Amanda whacked the table with bare knuckles. "I've heard enough. The bar is closing. You'll call some Ubers to get home. I'll see you tomorrow.  Hank and I got a little more business to conduct to settle his tab."
My friend Barney dropped me off at the bar early Friday afternoon. When my eyes adapted to the bar's dim light, I immediately noticed it. The book was next to the antique cash register, enclosed in a plexiglass box,  with a Yale combination lock guarding the contents. The picture of Charlie and Amanda seemed to smile at the book.
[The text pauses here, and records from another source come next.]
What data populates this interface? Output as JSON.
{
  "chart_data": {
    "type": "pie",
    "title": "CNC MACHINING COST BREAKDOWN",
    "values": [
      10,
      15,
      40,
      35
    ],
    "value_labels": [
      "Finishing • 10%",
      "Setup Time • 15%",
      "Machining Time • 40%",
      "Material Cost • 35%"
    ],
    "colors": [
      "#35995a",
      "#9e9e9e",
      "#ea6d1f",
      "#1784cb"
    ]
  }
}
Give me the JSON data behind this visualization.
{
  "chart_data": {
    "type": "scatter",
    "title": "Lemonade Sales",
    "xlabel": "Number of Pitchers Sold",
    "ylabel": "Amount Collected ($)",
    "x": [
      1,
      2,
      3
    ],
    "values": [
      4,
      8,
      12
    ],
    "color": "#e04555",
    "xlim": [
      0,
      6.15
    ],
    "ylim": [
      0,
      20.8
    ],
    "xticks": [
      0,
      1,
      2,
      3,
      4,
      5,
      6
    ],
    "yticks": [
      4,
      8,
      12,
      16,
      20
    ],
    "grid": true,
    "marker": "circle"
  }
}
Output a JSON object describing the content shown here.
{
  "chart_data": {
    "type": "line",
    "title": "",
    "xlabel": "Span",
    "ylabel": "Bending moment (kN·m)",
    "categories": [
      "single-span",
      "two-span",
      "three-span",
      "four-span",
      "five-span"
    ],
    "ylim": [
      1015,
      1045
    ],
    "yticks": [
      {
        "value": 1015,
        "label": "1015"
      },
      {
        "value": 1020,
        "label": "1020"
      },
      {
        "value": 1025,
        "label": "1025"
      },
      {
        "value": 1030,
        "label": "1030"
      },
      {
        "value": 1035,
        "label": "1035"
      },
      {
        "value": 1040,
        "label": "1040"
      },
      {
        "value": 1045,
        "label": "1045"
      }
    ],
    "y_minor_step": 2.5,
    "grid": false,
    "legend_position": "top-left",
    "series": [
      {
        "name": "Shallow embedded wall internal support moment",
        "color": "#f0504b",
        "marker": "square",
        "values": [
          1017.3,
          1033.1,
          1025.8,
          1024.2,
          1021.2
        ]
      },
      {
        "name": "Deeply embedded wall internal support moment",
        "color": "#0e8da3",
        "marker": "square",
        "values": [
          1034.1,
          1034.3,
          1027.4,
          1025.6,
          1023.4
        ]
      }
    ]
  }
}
The title, handwritten cursive, The Secret Handbook of Life, could be read on the cover.
"Amanda, how did you get the book from Hank?"
"Oh, we came to a mutual satisfaction, which led to a beneficial understanding.  The book will draw people to the bar when the word gets out."
"So, folks will come here, have a drink or two, and read the book. Very clever."
"Not exactly. Nobody will get to read anything.  Do you remember that children's story, The Emperor's New Clothes?" 
"Oh sure, the Emperor only thought he wore new clothes. But he had been duped and stood naked before the world. "
"Yep, just as naked as a book without any words."